Mesmo tendo a soul music como base, Jill e o seu time de produtores navegam por inúmeros gêneros, seja o house em “Right Here Right Now”, o hip hop abstrato com influências de billy woods e armand hammer em “The Math”, ou o neo-soul noventista na colaboração com o rapper JID. O álbum soa como um experimento divertido e agradável da cantora ao observar o novo aspecto da música atual, se juntando a novos nomes promissores, com uma ênfase na química extraordinária que a artista e a rapper Tierra Whack oferecem em “Norfside”.
“Be Great”, mesmo que seja uma das faixas iniciais, é a música que carrega com mais grandeza o tema central do álbum: o abandono da necessidade de validação de opiniões alheias. Os trompetes e o piano agudo funcionam para acentuar a veracidade e a grandiosidade do momento em que percebemos que, para exercermos a nossa grandeza, precisamos apenas de liberdade e confiança inata.
Mesmo com uma lista invejável de colaborações e com a sua maioria cumprindo o seu papel de forma exemplar, Too $hort se mostra o mais deslocado aqui, em uma música que também se demonstra um pouco confusa e até boba, “BPOTY”.. Mesmo que Jill comece a música criticando a cultura do consumismo americano, Too $hort agrega de forma mínima, com um verso que pode fazer o ouvinte se perder um pouco do tema da música, que se sustenta por um instrumental que tampouco soa em conexão com aquilo que ela tenta comunicar. Discos longos sofrem de um problema crônico de tentar manter o ouvinte engajado e alerta ao que é dito, e aqui, Jill se encontra em momentos esporádicos de marasmo em músicas que oscilam de qualidade, mas não são necessariamente ruins. Exemplos que se caracterizam neste campo seriam “Offdaback”, “Disclaimer” e “Pressha”, mas, em sua segunda metade, o disco engata e o ouvinte fica grato pela experiência rica e plural que a ele é oferecida.
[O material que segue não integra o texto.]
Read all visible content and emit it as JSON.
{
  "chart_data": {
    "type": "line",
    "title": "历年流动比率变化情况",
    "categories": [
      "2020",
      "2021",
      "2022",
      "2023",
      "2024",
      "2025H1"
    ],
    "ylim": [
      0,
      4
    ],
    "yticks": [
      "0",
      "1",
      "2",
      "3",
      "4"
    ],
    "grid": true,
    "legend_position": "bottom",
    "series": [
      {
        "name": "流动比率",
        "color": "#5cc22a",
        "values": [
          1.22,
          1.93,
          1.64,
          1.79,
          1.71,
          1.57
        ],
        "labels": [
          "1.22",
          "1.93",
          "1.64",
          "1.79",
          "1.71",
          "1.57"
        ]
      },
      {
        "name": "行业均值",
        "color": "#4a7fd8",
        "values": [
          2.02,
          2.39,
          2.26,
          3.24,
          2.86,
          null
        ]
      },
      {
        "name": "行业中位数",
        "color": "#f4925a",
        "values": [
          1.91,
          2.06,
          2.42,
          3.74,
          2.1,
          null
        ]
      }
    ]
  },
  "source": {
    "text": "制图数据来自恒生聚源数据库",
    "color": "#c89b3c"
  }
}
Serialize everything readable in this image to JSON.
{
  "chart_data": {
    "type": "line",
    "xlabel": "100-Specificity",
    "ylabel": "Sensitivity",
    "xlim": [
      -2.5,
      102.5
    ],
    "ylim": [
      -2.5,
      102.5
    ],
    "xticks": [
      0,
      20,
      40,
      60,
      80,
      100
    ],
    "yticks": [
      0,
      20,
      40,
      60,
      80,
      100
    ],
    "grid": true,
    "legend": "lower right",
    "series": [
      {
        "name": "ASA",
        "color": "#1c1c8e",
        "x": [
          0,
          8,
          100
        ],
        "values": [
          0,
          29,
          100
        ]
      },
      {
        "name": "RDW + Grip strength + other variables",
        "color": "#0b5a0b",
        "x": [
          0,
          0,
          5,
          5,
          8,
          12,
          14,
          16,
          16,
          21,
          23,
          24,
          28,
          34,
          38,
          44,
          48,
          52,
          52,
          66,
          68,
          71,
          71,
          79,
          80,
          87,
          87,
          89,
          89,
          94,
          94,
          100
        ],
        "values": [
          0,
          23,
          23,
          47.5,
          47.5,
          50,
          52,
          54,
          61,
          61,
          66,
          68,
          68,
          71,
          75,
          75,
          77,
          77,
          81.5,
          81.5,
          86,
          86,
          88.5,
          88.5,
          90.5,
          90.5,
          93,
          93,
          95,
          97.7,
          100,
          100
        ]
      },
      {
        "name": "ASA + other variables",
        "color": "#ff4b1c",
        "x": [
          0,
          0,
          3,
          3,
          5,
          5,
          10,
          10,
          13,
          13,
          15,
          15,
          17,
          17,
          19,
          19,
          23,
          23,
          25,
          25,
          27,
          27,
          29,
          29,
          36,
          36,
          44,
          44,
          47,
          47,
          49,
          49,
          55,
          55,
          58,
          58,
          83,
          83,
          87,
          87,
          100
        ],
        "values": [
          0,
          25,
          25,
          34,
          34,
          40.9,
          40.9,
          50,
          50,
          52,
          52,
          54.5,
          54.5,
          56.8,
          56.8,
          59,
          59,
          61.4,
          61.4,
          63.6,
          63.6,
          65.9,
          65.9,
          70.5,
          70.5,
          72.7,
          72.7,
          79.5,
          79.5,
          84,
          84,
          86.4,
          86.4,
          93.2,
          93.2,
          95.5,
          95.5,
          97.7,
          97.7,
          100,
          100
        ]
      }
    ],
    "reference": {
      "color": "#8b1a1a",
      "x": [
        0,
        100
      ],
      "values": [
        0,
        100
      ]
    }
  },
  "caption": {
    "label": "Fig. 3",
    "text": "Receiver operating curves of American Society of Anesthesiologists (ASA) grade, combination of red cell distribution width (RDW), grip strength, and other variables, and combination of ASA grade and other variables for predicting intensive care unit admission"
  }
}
Em seu regresso ao holofote, Jill nos entrega um material que tem ciência dos seus tropeços, mas nos mostra uma lenda do neo-soul se reinventando e potencializando aquilo que já era grandioso. Com liberdade e anseio de impactar, a norte-americana nos agracia com um bonito testamento, que mesmo com os seus desvios, Jill tem consciência para encontrar a sua clareza e brilho que enfatizam a artista poderosa que ela é. To Whom This May Concern não é perfeito, mas é honesto, e é na honestidade que a artista chega ao seu ápice.